I'd also like to update the opam archive of Coq, but I'm not sure how to do it. Should I follow the instructions of *Clone the repository* and *Update the repository* in the following website?

https://coq.inria.fr/opam-packaging.html

@Yosuke Ito yes, if you want to do the packaging yourself you need to fork this repo to your GitHub account: https://github.com/coq/opam-coq-archive

Then you need to clone the GitHub repo from *your account* to your machine.
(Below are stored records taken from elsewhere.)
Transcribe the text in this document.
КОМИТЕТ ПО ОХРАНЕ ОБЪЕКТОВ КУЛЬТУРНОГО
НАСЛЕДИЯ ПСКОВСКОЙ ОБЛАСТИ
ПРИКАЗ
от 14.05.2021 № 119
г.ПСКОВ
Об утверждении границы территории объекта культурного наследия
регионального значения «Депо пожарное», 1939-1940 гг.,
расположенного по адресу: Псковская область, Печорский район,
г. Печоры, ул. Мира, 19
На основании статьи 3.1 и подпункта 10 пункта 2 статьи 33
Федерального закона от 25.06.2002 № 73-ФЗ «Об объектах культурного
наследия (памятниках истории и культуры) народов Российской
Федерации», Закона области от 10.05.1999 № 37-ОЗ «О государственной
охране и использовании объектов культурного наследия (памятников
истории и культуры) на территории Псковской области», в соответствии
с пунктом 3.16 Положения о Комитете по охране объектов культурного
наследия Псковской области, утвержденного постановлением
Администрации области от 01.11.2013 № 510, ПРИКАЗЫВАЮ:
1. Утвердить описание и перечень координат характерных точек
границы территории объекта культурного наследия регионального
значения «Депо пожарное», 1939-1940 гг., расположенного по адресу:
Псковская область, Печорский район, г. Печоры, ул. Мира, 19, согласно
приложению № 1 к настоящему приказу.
Then I suggest you create a branch called `add-actuary-2.3`

. In this branch, you need to add the file: `released/packages/coq-actuary/coq-actuary.2.3/opam`

(compare to here: https://github.com/coq/opam-coq-archive/tree/master/released/packages/coq-actuary/coq-actuary.2.2)

Then you need to fill the file with the new information but base it on the file for 2.2, in particular, you should now have:

```
url {
src: "https://github.com/Yosuke-Ito-345/Actuary/archive/v2.3.tar.gz"
checksum: "sha512=<result of: sha256sum v2.3.tar.gz>"
}
```

after you have committed and pushed the branch with the new `opam`

file, you should open a pull request based on your branch.

don't worry too much in getting everything exactly right, since I can edit the content of your pull request

I recommend taking a look at my old pull request for actuary 2.2 to see the idea:https://github.com/coq/opam-coq-archive/pull/1998 (click on "Files changed")

@Karl Palmskog Thank you very much for the kind instruction! OK, I'll try a pull request later.

@Karl Palmskog I've just sent the pull request to add coq-actuary v2.3. It was a little difficult for me, but I hope it went well. If I have any mistake, please let me know.